The more I have engaged with CSaP, the more I have realised that I typically operate within a very tight bubble. Much of what we do at the Treasury is commercially sensitive, has tight security, and operates within highly secure buildings. This makes it difficult to escape the shackles of the physical and intangible world of government. I passionately believe that you cannot develop great policy unless you are getting diverse experiences, testing your approaches, and exposing yourself to new ideas and innovation. Otherwise, you end up perpetuating the discussions you are having within the walls of the day-to-day.
What I have found most exciting, stimulating, and important about my Fellowship is that I have been able to break out of that bubble. This has exposed me to different thinking, new ideas, and much more diversity. We obviously do this to some extent in the Treasury, but it is more constrained. When you are based in the centre of London, you are surrounded by a very physical embodiment of what it means to be in government.
Throughout my Fellowship I have had a wide-ranging set of discussions, and every single one has made me think differently or has told me something new.
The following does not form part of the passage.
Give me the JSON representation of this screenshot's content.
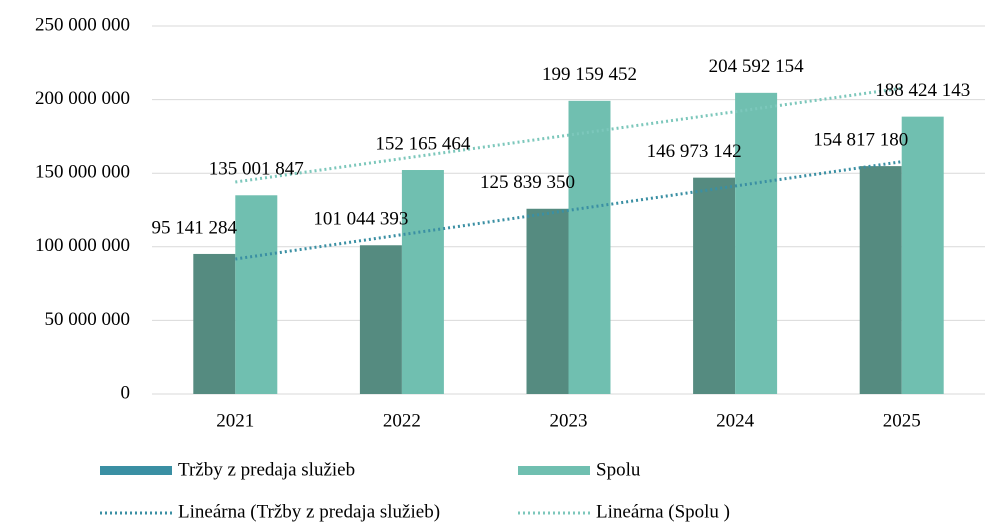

I especially valued the day I spent in Cambridge testing ideas on productivity in the health service, which is the largest non-Annually Managed Expenditure front-line public service budget that we work with, and I am deeply interested in how you scale its efficiency and productivity. These discussions have had a tangible, direct impact on how we are thinking about a whole range of policy areas. We recently launched the Productivity Review for government and the public sector and the NHS Long Term Workforce Plan, which outlined our ambition on productivity. Many of the discussions I had through CSaP compelled me to believe these ambitions could be set at a higher level, and that there was more we could do across government to make that a reality.
I have also attended roundtables on a broad range of topics during my Fellowship. I especially enjoyed the roundtable on innovation in materials, as it is not something I would ever come across in my day-to-day role, but it made me realise that I really should think about it a lot more. Innovations in engineered timber and plant-based materials have the potential to be better for the environment, cheaper and more sustainable, and have a positive impact on working spaces and environments. It is an obvious policy area to look at, but I would never have thought about this issue if not for that roundtable subject.
"The Policy Leaders Fellowship has made me a better policy official in many different ways, particularly by reframing how we develop policy through different methodologies."
After every visit to Cambridge, I have reflected on the huge amount of agency that policy makers have in their fields, and I have walked away from every roundtable thinking about the privileged positions we operate in and recognising the need to take more research into our world and do something about it. Many academics also sent me evidence and research which has allowed me to make an even stronger case for policies in these areas.
There have been meetings where I have actively disagreed with academics. It is very easy to make massive assumptions about why government has decided to do something, and academics have often said that it has been helpful to gain insights on government decisions on why money has or has not been spent. CSaP provides a platform for mutual learning, and I would like to think that many of the academics I have met have taken something back into their work too.